One day this summer, my friend Richard and I masked up and headed to the Amazon Books store here in Austin. He had picked up a reading habit and was looking for a Kindle and needed some consulting on the purchase. I also hadn’t left the square mile around my house in many months and will really never turn down a trip to the bookstore, even in a pandemic.

I know Amazon as a whole is problematic, I know indie bookstores are obviously better, but the Amazon Books store is fascinating to me. Partly because it has a sad irony to its existence. Wiping out bookstores to create a bookstore seems dastardly. But I also find it fascinating because the Amazon Books store is very small. It’s maybe 1/10th the size of the nearest Barnes & Noble. Each section may only contain a couple dozen titles, but they’re all the best of the best that genre has to offer based on Amazon’s massive amounts of data trends. It’s algorithmically-distilled book genre concentrate.

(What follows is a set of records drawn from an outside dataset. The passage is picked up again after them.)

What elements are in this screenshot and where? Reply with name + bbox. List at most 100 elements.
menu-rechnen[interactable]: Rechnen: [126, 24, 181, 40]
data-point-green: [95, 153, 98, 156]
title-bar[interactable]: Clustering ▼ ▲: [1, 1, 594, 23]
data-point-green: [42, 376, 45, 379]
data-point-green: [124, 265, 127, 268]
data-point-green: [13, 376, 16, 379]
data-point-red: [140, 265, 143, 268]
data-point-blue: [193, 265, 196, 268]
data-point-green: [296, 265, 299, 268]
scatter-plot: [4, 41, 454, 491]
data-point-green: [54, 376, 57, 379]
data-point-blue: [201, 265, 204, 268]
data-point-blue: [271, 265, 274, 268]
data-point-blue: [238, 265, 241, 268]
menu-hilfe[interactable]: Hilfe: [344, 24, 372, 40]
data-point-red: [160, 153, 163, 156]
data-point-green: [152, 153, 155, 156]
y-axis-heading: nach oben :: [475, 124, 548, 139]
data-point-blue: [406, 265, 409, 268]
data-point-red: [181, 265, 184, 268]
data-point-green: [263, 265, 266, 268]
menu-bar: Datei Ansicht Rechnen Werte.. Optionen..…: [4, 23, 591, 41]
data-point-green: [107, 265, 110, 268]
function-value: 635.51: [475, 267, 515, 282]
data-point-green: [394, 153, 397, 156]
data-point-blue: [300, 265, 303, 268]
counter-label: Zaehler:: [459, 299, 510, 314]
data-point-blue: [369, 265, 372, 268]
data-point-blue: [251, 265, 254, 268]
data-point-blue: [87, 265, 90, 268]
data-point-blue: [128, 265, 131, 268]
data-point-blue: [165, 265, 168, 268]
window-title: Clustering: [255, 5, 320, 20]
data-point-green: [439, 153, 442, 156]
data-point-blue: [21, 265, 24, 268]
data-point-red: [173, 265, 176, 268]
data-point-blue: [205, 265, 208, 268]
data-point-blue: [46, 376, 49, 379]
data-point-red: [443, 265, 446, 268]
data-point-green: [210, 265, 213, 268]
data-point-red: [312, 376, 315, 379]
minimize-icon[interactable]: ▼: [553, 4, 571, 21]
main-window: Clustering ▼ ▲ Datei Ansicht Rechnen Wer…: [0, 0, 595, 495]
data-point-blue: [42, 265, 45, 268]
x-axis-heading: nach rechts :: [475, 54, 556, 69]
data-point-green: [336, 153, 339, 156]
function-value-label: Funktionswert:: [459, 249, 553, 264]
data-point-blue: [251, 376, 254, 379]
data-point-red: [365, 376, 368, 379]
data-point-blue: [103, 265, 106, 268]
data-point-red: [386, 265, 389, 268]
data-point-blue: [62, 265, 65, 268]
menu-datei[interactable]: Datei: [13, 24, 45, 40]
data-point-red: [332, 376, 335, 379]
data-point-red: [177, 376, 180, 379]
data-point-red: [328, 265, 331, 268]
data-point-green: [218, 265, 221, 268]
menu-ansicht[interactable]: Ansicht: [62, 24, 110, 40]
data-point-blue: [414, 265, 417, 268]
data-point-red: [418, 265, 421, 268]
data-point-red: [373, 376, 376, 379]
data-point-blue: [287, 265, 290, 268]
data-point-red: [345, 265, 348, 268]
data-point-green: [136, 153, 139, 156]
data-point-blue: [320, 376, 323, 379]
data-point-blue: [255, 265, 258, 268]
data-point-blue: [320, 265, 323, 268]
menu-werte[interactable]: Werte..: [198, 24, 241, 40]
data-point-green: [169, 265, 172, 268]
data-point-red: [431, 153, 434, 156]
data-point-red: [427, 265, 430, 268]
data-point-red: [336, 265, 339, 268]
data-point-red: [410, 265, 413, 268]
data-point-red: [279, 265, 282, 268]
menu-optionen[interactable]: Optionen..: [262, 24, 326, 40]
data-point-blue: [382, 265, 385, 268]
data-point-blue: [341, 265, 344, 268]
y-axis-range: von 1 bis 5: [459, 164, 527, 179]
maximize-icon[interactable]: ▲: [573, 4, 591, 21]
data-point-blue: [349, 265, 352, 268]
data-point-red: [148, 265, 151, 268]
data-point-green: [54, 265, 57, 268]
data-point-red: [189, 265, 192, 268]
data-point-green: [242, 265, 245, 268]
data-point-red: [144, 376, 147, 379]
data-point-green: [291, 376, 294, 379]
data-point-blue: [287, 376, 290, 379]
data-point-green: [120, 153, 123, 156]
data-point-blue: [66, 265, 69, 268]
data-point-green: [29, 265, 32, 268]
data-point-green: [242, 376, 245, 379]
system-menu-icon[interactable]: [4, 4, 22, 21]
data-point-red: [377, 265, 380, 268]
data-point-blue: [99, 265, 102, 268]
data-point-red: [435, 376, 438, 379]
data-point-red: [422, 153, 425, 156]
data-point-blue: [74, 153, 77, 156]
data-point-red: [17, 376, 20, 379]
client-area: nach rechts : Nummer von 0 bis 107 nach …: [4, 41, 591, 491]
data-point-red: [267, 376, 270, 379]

There’s even a “Popular in Austin” shelf that I assume leverages raw purchase data aggregated by zip code. It strips book browsing of some intimacy but I find the data-driven inventory a refreshing casual consumer experience. A bookstore where stale stock gets whisked away to a warehouse reduces a lot of cognitive load and choice paralysis. Sure, no crusty, old wizard is going to appear from behind a shelf and offer me a life-changing tome, but browsing book covers is easier than browsing book spines.

My typical routine in the Amazon Books store is to meander through the aisles take pictures of book covers that interest me. It takes ten’ish minutes to browse the whole store and then, having seen everything in the everything store, I leave empty-handed. That’s right. No commerce occurs. Then when I get home I look those titles up on Libby (my library app) or Libra.fm (an audiobook provider that supports my local bookstore, Bookpeople). It’s the perfect crime: a retail therapy grift.

This, however, is not a review about a rampantly untaxed tech company turned brick-and-mortar retailer. It’s about goals. Last year, after some frustrating experiences with managers, I came across a list of books on management and decided to try and read most of them. I didn’t know how far I’d get, but I made good progress on my goal of 20 books and have read about 14 of the books on that original list of 39 (70% goal progress / 36% total progress), reading other books along the way.

While I’ve been tracking my reading on my bookshelf and know exactly how much I’ve read, I didn’t feel the result of that until I went into that Amazon Books store that day and saw their bookshelves. In the business books aisle I no longer saw an overwhelming todo list; I saw a line of familiar faces. I had read most of the titles and the ones I hadn’t are very much on my radar. I crossed a threshold where now I felt like I had experienced most of the books on this shelf. I don’t think I’ve ever felt that way about a bookstore or a bookshelf in my whole life —even shelves of books in my own house!— and it gave me a healthy sense of accomplishment.

It’s possible I’ll never feel that feeling again, but without a doubt this reading and audiobook habit has paid off for me. It’s kept my mind curious about a myriad of topics. I’ve learned about war, about love, about justice, about mercy, about fantastic futures, about inescapable pasts, about businesses improved, about a country divided, about politicians I like, and a lot about a single narcissist I despise. A little bit of persistence and a little bit of ambition go a long way.

(Tracking my reading on my own site helped too. Behold, the power of personal websites!)